Ed è proprio questa la prova che il capitalismo è il vero motore del mondo, senza i soldi non vai da nessuna parte, e l’open source non ha ancora trovato una formula certa per autofinanziare i suoi progetti. Un po’ è anche per questo che i software di grafica (cito PhotoShop, il più famoso) sono effettivamente più avanzati rispetto alle alternative open source come Gimp o Krita: gli sviluppatori di PhotoShop dedicano tutto il loro tempo lavorativo alla scrittura del software, quelli di Gimp dedicano qualche ora se va bene del loro tempo libero.
In controtendenza sono invece Canonical e Red Hat.
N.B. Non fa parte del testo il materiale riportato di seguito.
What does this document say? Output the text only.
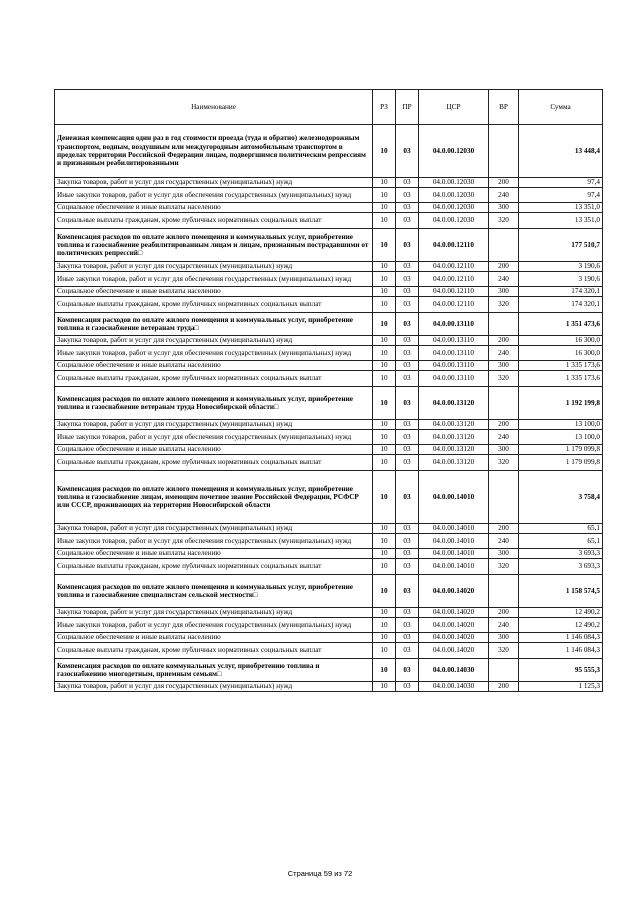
Наименование	РЗ	ПР	ЦСР	ВР	Сумма
Денежная компенсация один раз в год стоимости проезда (туда и обратно) железнодорожным транспортом, водным, воздушным или междугородным автомобильным транспортом в пределах территории Российской Федерации лицам, подвергшимся политическим репрессиям и признанным реабилитированными	10	03	04.0.00.12030		13 448,4
Закупка товаров, работ и услуг для государственных (муниципальных) нужд	10	03	04.0.00.12030	200	97,4
Иные закупки товаров, работ и услуг для обеспечения государственных (муниципальных) нужд	10	03	04.0.00.12030	240	97,4
Социальное обеспечение и иные выплаты населению	10	03	04.0.00.12030	300	13 351,0
Социальные выплаты гражданам, кроме публичных нормативных социальных выплат	10	03	04.0.00.12030	320	13 351,0
Компенсация расходов по оплате жилого помещения и коммунальных услуг, приобретение топлива и газоснабжение реабилитированным лицам и лицам, признанным пострадавшими от политических репрессий□	10	03	04.0.00.12110		177 510,7
Закупка товаров, работ и услуг для государственных (муниципальных) нужд	10	03	04.0.00.12110	200	3 190,6
Иные закупки товаров, работ и услуг для обеспечения государственных (муниципальных) нужд	10	03	04.0.00.12110	240	3 190,6
Социальное обеспечение и иные выплаты населению	10	03	04.0.00.12110	300	174 320,1
Социальные выплаты гражданам, кроме публичных нормативных социальных выплат	10	03	04.0.00.12110	320	174 320,1
Компенсация расходов по оплате жилого помещения и коммунальных услуг, приобретение топлива и газоснабжение ветеранам труда□	10	03	04.0.00.13110		1 351 473,6
Закупка товаров, работ и услуг для государственных (муниципальных) нужд	10	03	04.0.00.13110	200	16 300,0
Иные закупки товаров, работ и услуг для обеспечения государственных (муниципальных) нужд	10	03	04.0.00.13110	240	16 300,0
Социальное обеспечение и иные выплаты населению	10	03	04.0.00.13110	300	1 335 173,6
Социальные выплаты гражданам, кроме публичных нормативных социальных выплат	10	03	04.0.00.13110	320	1 335 173,6
Компенсация расходов по оплате жилого помещения и коммунальных услуг, приобретение топлива и газоснабжение ветеранам труда Новосибирской области□	10	03	04.0.00.13120		1 192 199,8
Закупка товаров, работ и услуг для государственных (муниципальных) нужд	10	03	04.0.00.13120	200	13 100,0
Иные закупки товаров, работ и услуг для обеспечения государственных (муниципальных) нужд	10	03	04.0.00.13120	240	13 100,0
Социальное обеспечение и иные выплаты населению	10	03	04.0.00.13120	300	1 179 099,8
Социальные выплаты гражданам, кроме публичных нормативных социальных выплат	10	03	04.0.00.13120	320	1 179 099,8
Компенсация расходов по оплате жилого помещения и коммунальных услуг, приобретение топлива и газоснабжение лицам, имеющим почетное звание Российской Федерации, РСФСР или СССР, проживающих на территории Новосибирской области	10	03	04.0.00.14010		3 758,4
Закупка товаров, работ и услуг для государственных (муниципальных) нужд	10	03	04.0.00.14010	200	65,1
Иные закупки товаров, работ и услуг для обеспечения государственных (муниципальных) нужд	10	03	04.0.00.14010	240	65,1
Социальное обеспечение и иные выплаты населению	10	03	04.0.00.14010	300	3 693,3
Социальные выплаты гражданам, кроме публичных нормативных социальных выплат	10	03	04.0.00.14010	320	3 693,3
Компенсация расходов по оплате жилого помещения и коммунальных услуг, приобретение топлива и газоснабжение специалистам сельской местности□	10	03	04.0.00.14020		1 158 574,5
Закупка товаров, работ и услуг для государственных (муниципальных) нужд	10	03	04.0.00.14020	200	12 490,2
Иные закупки товаров, работ и услуг для обеспечения государственных (муниципальных) нужд	10	03	04.0.00.14020	240	12 490,2
Социальное обеспечение и иные выплаты населению	10	03	04.0.00.14020	300	1 146 084,3
Социальные выплаты гражданам, кроме публичных нормативных социальных выплат	10	03	04.0.00.14020	320	1 146 084,3
Компенсация расходов по оплате коммунальных услуг, приобретению топлива и газоснабжению многодетным, приемным семьям□	10	03	04.0.00.14030		95 555,3
Закупка товаров, работ и услуг для государственных (муниципальных) нужд	10	03	04.0.00.14030	200	1 125,3
Страница 59 из 72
Si tratta delle due aziende contribuenti per la maggior parte (li chiamerei addirittura “mantainer“) al finanziamento dei rispettivi software open source “Ubuntu” e “Fedora“. Queste due aziende hanno deciso di rilasciare il proprio lavoro sotto licenza open source, si avvalgono della collaborazione di tutti i volontari e i frutti del lavoro sono disponibili a tutti. Inoltre sostengono finanziariamente i rispettivi progetti e sviluppano a loro volta dei tool per migliorare le proprie distribuzioni rilasciandoli sempre sotto licenze open source. Il risultato è un software usabile, semplice come Windows se non di più (lo cito per essere il più famoso), sicuro molto più di Windows, ma non pubblicizzato. Le aziende Canonical e Red Hat (in questo caso) vivono di fornitura di servizi, non di prodotti o software, e i proventi non sono ovviamente sufficienti per pubblicizzare massicciamente il prodotto come ad esempio viene pubblicizzato Windows (per ogni computer venduto Microsoft guadagna 200 euro circa, Canonical nulla).
Il software open source è arrivato da anni ad un punto tale da poter essere utilizzato sia dal programmatore esperto, che dall’impiegata contabile non più giovanissima che fino a ieri non sapeva la differenza fra lo schermo e il computer. L’unico veicolo veramente valido per la diffusione dell’open è la scuola. La scuola di oggi forma i lavoratori di domani, che se non faranno gli ingegneri saranno comunque dei consumatori. È da qui che deve partire lo stimolo per creare. E io mi rivolgo alla pubblica amministrazione ed al Governo. Possibile che nessuno in Italia si sia ancora accorto del FLOSS?